In a study begun inthree approaches to prevention and treatment were studied. Metformin plus standard care monitoring blood glucose, A1c levels, moderate dietary and lifestyle modifications 3. The study clearly indicated that losing weight, eating healthy foods and exercising routinely could drop the risk of diabetes by about half.
Diabetes Today Today, with the world-wide adoption and spread of western dietary habits, obesity and diabetes is reaching epidemic proportions.Diabetes: the sweet irony of modern technology Type 2 diabetes has often been described as a “disease of civilization”.
In this Bulletin interview Dr Chris Feudtner argues that, for the more than 90% of diabetes cases that are diabetes Type 2, we are dealing with a condition that is a product of modern technology. 19th Century to Early 20th Century. The biochemical assay was also developed during this period to be used as a diagnostic tool for diabetes, kidney disease, anemia, diphtheria, and tuberculosis.

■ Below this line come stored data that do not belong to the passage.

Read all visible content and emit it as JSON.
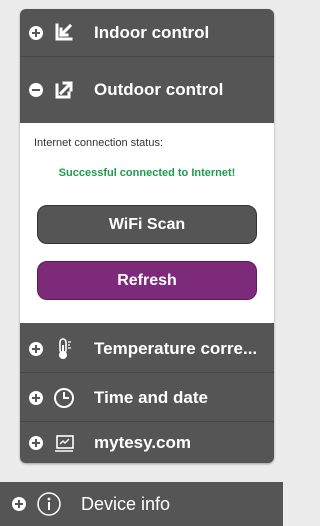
{
  "menu": {
    "indoor": {
      "label": "Indoor control",
      "toggle": "plus",
      "icon": "arrow-down-left-icon"
    },
    "outdoor": {
      "label": "Outdoor control",
      "toggle": "minus",
      "icon": "arrow-up-right-icon"
    },
    "temperature": {
      "label": "Temperature corre...",
      "toggle": "plus",
      "icon": "thermometer-icon"
    },
    "time": {
      "label": "Time and date",
      "toggle": "plus",
      "icon": "clock-icon"
    },
    "mytesy": {
      "label": "mytesy.com",
      "toggle": "plus",
      "icon": "monitor-icon"
    }
  },
  "outdoor_panel": {
    "status_label": "Internet connection status:",
    "status_value": "Successful connected to Internet!",
    "wifi_scan_label": "WiFi Scan",
    "refresh_label": "Refresh"
  },
  "device_info": {
    "label": "Device info",
    "toggle": "plus",
    "icon": "info-icon"
  },
  "colors": {
    "panel": "#555555",
    "success": "#1e9b4e",
    "refresh_button": "#7d2a7b"
  }
}
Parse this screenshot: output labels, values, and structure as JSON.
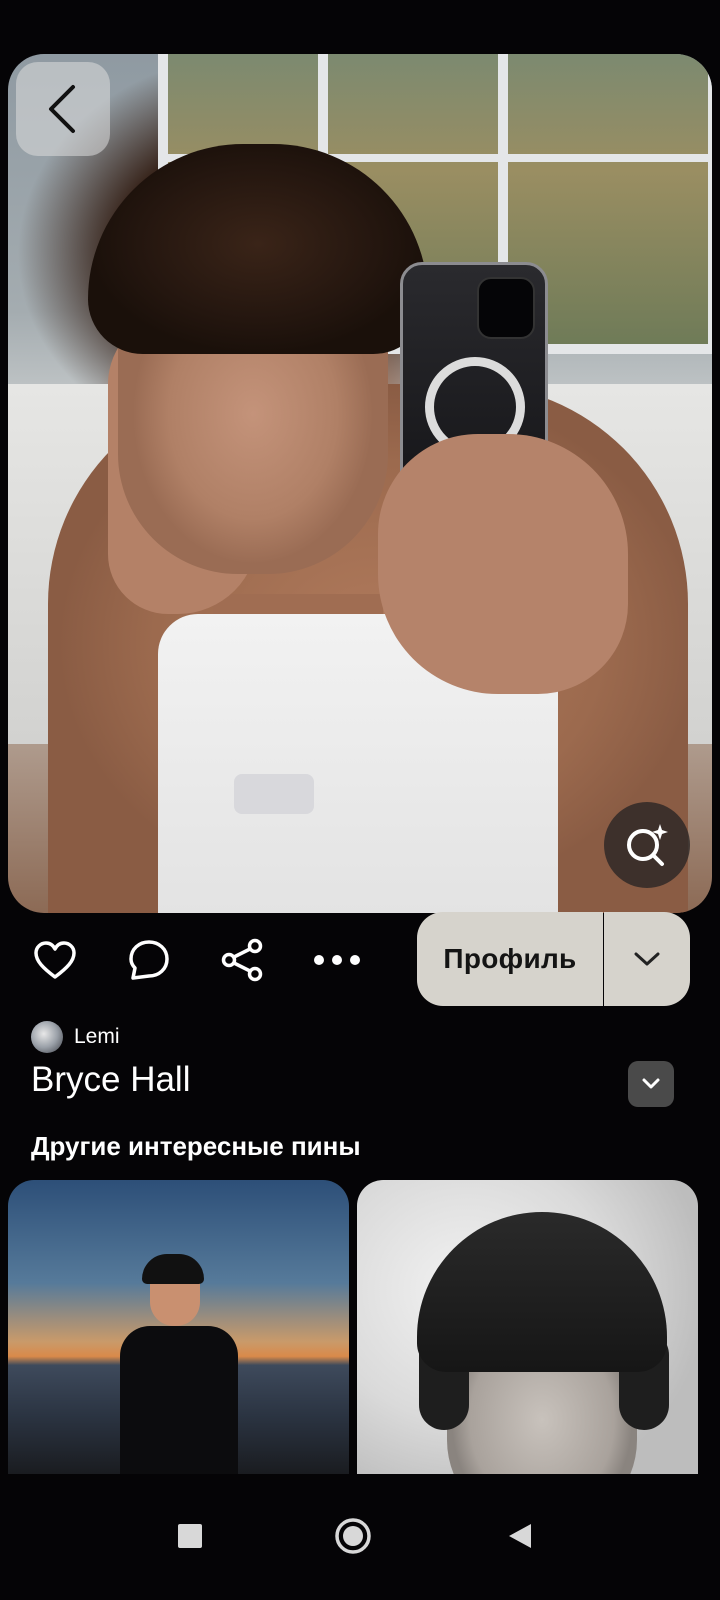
{
  "pin": {
    "title": "Bryce Hall",
    "author": {
      "name": "Lemi"
    }
  },
  "actions": {
    "profile_label": "Профиль"
  },
  "related": {
    "section_title": "Другие интересные пины"
  },
  "icons": {
    "back": "chevron-left-icon",
    "visual_search": "visual-search-icon",
    "like": "heart-icon",
    "comment": "comment-icon",
    "share": "share-icon",
    "more": "more-icon",
    "dropdown": "chevron-down-icon",
    "nav_recents": "square-icon",
    "nav_home": "circle-icon",
    "nav_back": "triangle-back-icon"
  },
  "colors": {
    "background": "#050406",
    "button_fill": "#d6d3cc",
    "text": "#ffffff",
    "dropdown_chip": "#4a4a4a"
  }
}
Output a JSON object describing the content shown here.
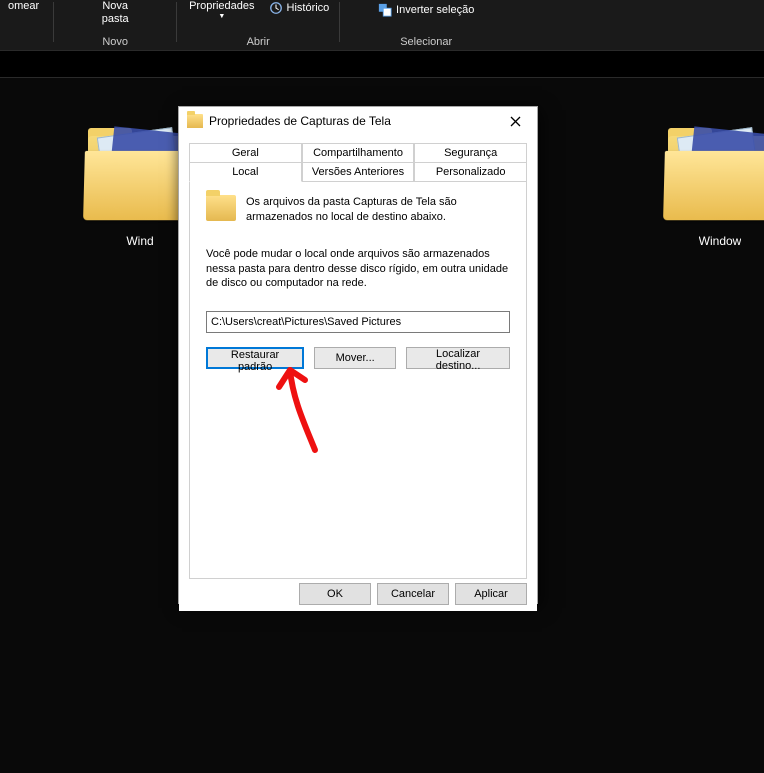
{
  "ribbon": {
    "rename_label": "omear",
    "new_folder_label": "Nova\npasta",
    "group_new": "Novo",
    "properties_label": "Propriedades",
    "history_label": "Histórico",
    "group_open": "Abrir",
    "invert_selection_label": "Inverter seleção",
    "group_select": "Selecionar"
  },
  "files": {
    "left_label": "Wind",
    "right_label": "Window"
  },
  "dialog": {
    "title": "Propriedades de Capturas de Tela",
    "tabs": {
      "geral": "Geral",
      "compart": "Compartilhamento",
      "seguranca": "Segurança",
      "local": "Local",
      "versoes": "Versões Anteriores",
      "personalizado": "Personalizado"
    },
    "desc1": "Os arquivos da pasta Capturas de Tela são armazenados no local de destino abaixo.",
    "desc2": "Você pode mudar o local onde arquivos são armazenados nessa pasta para dentro desse disco rígido, em outra unidade de disco ou computador na rede.",
    "path": "C:\\Users\\creat\\Pictures\\Saved Pictures",
    "restore_btn": "Restaurar padrão",
    "move_btn": "Mover...",
    "find_btn": "Localizar destino...",
    "ok": "OK",
    "cancel": "Cancelar",
    "apply": "Aplicar"
  }
}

History of medical technology. THE RISE AND DECLINE OF CORONARY HEART DISEASE. The common narrative of CHD in the 20th century is a triumphalist one. Coronary heart disease rose from relative obscurity in the late 19th century to take a devastating toll in the 20th.
chronic disease initiative in the 20th century, Weisz’s centre of gravity a chronic disease, and type 2 diabetes was less prevalent (or less noticed) was more resistant to effective medical intervention before the coming of dialysis and renal Chronic Disease in the Twentieth Century: A History George Weisz.
Johns Hopkins University. The History of Diabetes. January 1, Melissa Sattley Leave a comment. This method of monitoring blood sugars went largely unchanged until the 20th century. My brother Jamal’s passing had the greatest impact on me.
Probably because were the Irish twins; eleven months apart and his departure devastated me. The History of Type 2 Diabetes From to Today The History of Diabetes in the 20th and 21st Century We’ve come a long way in the treatment of diabetes – from vials, diabetic pens to insulin pumps.